On Monday, after Reuters quoted Jeroen Dijsselbloem, the new head of the Eurogroup of finance ministers, as saying the Cyprus bailout could be a new template for resolving regional banking problems, stock markets in Europe and around the world dropped and the value of the euro dipped as well, giving up early gains. That appeared to reflect investor pessimism that requiring savers to bail out troubled banks would prove a good model for euro zone rescues.

The Cyprus crisis elicited a strong and uncompromising response partly for geostrategic reasons, specifically because the role of Russian money, laundered and otherwise, is becoming a major consideration. European Union officials, for example, speak privately of their deep suspicion that European position papers about negotiations with Russia were regularly leaked to Moscow from Cyprus, and European countries that are NATO members are unhappy with the laxity with which Cyprus deals with Russian spying and the way it holds up European cooperation with the alliance over Turkey.

Germany and other countries of northern Europe, either former Soviet colonies like the Baltic nations or sometimes anxious neighbors, like Finland, were not going to try to sell to their voters the idea of bailing out Russian oligarchs — and Russian officials with secret bank accounts.

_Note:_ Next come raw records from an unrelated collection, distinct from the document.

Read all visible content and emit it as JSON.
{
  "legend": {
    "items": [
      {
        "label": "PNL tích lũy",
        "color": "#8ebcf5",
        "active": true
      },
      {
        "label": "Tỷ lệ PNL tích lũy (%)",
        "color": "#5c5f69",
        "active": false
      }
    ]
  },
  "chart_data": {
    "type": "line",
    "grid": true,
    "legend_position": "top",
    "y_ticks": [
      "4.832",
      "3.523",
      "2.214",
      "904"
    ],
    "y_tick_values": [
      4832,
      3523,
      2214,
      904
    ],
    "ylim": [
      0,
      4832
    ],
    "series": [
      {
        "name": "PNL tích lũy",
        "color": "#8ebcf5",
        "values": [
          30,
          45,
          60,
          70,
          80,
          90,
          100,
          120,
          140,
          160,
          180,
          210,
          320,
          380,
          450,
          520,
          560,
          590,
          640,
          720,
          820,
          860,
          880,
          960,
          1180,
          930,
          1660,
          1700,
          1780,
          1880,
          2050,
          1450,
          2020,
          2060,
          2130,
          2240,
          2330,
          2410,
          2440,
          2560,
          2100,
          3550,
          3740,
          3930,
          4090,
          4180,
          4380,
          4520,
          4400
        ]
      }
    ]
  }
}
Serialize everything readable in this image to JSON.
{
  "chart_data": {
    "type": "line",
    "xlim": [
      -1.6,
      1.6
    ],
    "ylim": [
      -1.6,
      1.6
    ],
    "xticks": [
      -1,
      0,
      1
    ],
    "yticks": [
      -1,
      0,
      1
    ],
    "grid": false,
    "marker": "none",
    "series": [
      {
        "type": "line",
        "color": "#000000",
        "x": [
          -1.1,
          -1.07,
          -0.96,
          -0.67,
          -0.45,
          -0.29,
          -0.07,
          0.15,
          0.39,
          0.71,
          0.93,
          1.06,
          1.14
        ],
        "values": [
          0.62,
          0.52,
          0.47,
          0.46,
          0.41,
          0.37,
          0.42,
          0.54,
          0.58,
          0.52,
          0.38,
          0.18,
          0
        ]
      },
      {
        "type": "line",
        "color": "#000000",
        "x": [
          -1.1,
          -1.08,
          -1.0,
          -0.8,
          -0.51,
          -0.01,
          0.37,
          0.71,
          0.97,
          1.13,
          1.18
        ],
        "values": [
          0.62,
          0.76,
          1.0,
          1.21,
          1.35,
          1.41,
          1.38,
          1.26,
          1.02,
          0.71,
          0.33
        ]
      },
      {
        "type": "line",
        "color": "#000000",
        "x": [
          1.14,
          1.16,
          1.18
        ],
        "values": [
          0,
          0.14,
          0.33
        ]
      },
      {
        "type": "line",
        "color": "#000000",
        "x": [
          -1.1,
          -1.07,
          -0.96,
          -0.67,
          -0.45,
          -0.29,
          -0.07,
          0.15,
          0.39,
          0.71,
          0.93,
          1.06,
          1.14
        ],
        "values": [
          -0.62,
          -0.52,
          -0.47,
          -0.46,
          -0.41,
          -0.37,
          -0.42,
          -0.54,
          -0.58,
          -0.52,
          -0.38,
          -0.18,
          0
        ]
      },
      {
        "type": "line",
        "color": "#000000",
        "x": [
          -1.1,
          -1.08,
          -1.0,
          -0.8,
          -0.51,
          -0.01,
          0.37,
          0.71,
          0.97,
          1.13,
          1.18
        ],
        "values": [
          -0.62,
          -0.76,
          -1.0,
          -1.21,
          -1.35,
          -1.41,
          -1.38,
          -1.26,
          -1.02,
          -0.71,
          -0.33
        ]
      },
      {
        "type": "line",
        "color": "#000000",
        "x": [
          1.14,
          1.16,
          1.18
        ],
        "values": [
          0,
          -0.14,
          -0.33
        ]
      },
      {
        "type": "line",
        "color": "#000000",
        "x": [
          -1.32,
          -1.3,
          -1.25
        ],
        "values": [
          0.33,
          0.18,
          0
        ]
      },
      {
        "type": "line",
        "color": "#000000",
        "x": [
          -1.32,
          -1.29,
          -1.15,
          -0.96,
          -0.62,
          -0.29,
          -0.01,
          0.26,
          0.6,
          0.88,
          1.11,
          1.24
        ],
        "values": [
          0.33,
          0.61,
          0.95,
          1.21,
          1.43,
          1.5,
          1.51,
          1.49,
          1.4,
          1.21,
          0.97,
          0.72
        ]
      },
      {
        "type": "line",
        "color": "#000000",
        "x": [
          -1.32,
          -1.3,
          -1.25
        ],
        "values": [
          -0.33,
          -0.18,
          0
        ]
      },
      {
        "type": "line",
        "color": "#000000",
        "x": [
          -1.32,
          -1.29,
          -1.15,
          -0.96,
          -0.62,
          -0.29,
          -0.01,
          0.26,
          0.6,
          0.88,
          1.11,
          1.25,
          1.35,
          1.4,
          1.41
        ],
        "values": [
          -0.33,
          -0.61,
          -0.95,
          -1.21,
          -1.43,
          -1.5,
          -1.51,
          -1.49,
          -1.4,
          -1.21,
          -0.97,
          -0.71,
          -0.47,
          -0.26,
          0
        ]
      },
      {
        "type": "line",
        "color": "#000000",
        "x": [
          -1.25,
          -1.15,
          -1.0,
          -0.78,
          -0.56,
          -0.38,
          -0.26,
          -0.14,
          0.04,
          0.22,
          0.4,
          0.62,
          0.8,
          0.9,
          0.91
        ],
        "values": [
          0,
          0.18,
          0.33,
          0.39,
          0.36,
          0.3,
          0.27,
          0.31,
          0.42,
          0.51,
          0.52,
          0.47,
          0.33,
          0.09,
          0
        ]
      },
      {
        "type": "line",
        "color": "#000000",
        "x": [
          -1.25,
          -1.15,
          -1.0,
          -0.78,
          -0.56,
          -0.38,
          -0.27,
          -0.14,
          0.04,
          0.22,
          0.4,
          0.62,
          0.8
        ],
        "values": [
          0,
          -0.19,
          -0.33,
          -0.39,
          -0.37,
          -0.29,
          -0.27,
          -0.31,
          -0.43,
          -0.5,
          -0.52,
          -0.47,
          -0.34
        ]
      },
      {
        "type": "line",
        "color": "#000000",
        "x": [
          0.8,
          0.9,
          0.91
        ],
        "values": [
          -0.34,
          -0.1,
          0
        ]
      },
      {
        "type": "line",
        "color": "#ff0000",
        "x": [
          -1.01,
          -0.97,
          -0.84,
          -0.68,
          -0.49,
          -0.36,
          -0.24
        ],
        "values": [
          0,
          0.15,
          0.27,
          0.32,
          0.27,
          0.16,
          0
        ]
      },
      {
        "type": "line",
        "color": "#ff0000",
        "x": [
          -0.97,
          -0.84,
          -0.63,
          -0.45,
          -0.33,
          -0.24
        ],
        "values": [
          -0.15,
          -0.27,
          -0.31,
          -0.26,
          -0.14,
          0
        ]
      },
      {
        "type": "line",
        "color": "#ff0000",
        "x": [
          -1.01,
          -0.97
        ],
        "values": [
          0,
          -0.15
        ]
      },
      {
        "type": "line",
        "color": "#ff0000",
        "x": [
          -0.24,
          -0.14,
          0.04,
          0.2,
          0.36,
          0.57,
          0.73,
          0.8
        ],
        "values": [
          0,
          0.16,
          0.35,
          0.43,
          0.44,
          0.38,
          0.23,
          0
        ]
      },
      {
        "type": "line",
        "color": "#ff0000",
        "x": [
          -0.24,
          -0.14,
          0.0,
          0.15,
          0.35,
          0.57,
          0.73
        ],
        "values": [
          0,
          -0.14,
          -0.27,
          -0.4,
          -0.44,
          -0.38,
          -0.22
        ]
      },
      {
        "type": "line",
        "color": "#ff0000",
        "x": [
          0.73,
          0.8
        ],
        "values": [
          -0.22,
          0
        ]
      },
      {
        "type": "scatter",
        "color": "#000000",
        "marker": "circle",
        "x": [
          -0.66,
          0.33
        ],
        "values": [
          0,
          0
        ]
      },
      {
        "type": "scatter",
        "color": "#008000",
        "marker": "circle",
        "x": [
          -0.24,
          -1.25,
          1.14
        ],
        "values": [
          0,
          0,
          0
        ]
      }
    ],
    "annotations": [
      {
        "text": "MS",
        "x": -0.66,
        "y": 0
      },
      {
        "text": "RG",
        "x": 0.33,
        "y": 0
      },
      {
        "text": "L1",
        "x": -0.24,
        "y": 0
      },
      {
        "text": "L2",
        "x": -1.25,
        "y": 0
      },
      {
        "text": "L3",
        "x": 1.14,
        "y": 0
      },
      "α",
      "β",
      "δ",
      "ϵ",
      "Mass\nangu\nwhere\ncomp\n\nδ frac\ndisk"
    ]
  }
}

Toomas Hendrik Ilves, the president of Estonia, said he and his European colleagues were shocked to hear Cypriot officials say, “Brussels is far away, and Russia is a good friend.”

Cyprus also lost sympathy by trying to protect depositors with more than 100,000 euros from too high a contribution — considered an effort to protect Russian money, for the most part — while proposing to tax depositors with accounts under that figure, which are supposed to be insured. “It meant only that they were in bed with the Russians,” said Mr. Ilves, who is blunter than most officials. “And German voters, let alone Estonians, were not going to accept bailing out Russian oligarchs.”

Politically, he said, “you can talk about solidarity with the poor Greeks, and that’s hard enough, but solidarity with thugs and money launderers is a different matter.”

However tiny, Cyprus also appeared to call into question, once again, the sustainability of the euro as a common currency for so many disparate economies.

Steven Erlanger reported from Paris, and James Kanter from Brussels.